How to configure swappiness in Linux Memory Management?

From Swappiness, Wikipedia

You could set this value in a virtual file /proc/sys/vm/swappiness The mentioned value will be deciding how the swap space should be used, below are the values with their intents.

vm.swappiness = 0   # Swap is disabled. In earlier versions, this meant that the kernel would swap only to avoid an out of memory condition, but in later versions this is achieved by setting to 1.
vm.swappiness = 1   # Kernel version 3.5 and over, as well as kernel version 2.6.32-303 and over: Minimum amount of swapping without disabling it entirely.
vm.swappiness = 10  # This value is sometimes recommended to improve performance when sufficient memory exists in a system, this value *10* could be considered for the performance being expected. 
vm.swappiness = 60  # The default value.
vm.swappiness = 100 # The kernel will swap aggressively.

Although it actually depends upon the need too, if the physical memory available is sufficient, there may not be a great need of swap space, in Layman's terms there won't be a need of changing the default value of 60.


The Linux kernel provides a tweakable setting that controls swappiness

$ cat /proc/sys/vm/swappiness
60  

open /etc/sysctl.conf as root.
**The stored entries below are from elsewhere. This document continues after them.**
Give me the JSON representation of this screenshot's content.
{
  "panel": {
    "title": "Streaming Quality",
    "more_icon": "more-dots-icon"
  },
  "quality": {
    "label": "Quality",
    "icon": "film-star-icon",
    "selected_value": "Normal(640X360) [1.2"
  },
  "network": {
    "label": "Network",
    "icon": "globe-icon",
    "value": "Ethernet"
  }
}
Then, change or add this line to the file:

vm.swappiness = 10

for changing the swappiness value temporarily try this command:

$ echo 50 > /proc/sys/vm/swappiness

In RedHat/CentOS the default value is 60.
"In order to improve performance" is very broad term. What performance are you trying to improve?

Do you have issues with low memory?
Does your system SWAP when there's still free memory/cached memory?

In Linux free RAM = wasted RAM, so almost all free memory is used for disc caches.
There are cases with swappiness=60 where pages in memory are moved to SWAP if they haven't been accessed for extended time periods, no matter you have unallocated RAM.
Moving some memory pages to SWAP is not necessary a bad thing.

Please shed some more light on your issue for more detailed answer.